Er war immer tapfer, mein Mann, dein Vater! Wir können stolz auf ihn sein, für immer! Wenn er auch nur ein kleiner Krauter war, hatte er doch den gleichen Mut wie sie am Anfang jedenfalls Führer und seine Leute besaßen! Vergiss das nie!“  
Hilde hatte ihr das gerne geglaubt, wenn sie auch das Gefühl nicht verdrängen konnte, dass sie mehr um ihren Vater trauerte als ihre Mutter.
Und dann hatte sie auf Anraten und Initiative ihrer Mutter den schmächtigen Hungerlappen, kurzatmigen und dünngesichtigen Karl geheiratet. Warum nur?
Diese Frage trieb sie um und Schuldgefühle gegenüber ihrem Vater, der sich so viel von ihr versprochen hatte. Und so kam es, dass sie sich vor dem Bild ihres Vaters auf der kleinen Anrichte im Wohnzimmer schämte, dass ihr jeden Abend bei jedem Umdrehen in Richtung Tür neben dem Bild des Führers , nur etwas kleiner, in die Augen sah.

Ihre Mutter war mehr mit dem Essen beschäftigt, was überhaupt zu ihrem Hauptlebensinhalt geworden zu sein schien, außer ihrer Lust ihren Schwiegersohn zu malträtieren.  Sie kaute stets schnell und erfolgreich, war immer als erste fertig.

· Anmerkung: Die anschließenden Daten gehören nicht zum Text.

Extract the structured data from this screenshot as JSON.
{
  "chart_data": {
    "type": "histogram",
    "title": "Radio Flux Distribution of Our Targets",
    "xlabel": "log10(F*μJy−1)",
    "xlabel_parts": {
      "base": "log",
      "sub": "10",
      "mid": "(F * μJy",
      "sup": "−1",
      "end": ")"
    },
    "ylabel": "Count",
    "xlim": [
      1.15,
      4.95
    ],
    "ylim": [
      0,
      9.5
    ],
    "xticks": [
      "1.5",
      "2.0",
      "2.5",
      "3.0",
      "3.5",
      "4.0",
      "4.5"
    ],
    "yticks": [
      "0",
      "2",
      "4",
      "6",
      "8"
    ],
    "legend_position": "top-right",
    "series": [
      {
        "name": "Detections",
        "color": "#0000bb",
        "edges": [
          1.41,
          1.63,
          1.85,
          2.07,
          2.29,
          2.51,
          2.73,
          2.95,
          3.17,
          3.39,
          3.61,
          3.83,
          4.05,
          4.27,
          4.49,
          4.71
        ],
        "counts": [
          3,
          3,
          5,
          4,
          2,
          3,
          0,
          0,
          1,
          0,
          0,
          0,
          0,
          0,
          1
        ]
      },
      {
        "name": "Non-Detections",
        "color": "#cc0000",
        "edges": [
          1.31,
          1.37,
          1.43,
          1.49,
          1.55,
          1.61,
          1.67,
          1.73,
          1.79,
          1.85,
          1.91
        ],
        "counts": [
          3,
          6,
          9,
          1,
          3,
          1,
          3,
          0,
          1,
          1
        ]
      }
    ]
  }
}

Sobald sie alles verspeist hatte, was sie zu sich nehmen wollte, räumte sie ohne sich um ihre Tochter und den Schwiegersohn zu kümmern, sofort alle Brotteller und Auflage nebst Butter und Streichmesser weg.

Karls Messer war an der Spitze abgebrochen.  Ohne große sichtbare Regung gab er es hin und nahm die restliche Hälfte seiner Brotscheibe in die Hand, biss dabei bedächtig ab, Essen war für ihn nun mal eine wichtige Beschäftigung an diesem Tisch und bei ihrem Zusammenhocken, dem er nun mal nicht entkommen konnte.“

Wir haben uns ausgesprochen. Ab heute beginnt etwas Neues, von dem wir nicht wissen, worauf es hinausläuft. Sie war traurig und entsetzt. So etwas mit mir war unerwartet, passte überhaupt nicht in das Bild. Vorsichtig habe ich ihr meinen Plan erklärt. Solange kein Psychologe für mich Zeit hätte, keiner unter drei Monaten Wartezeit, würde ich weiter meiner Geschichte nach spüren, anhand der der vorhandenen Bilder und mit Textversuchen darüber.  Sie willigte unsicher sein.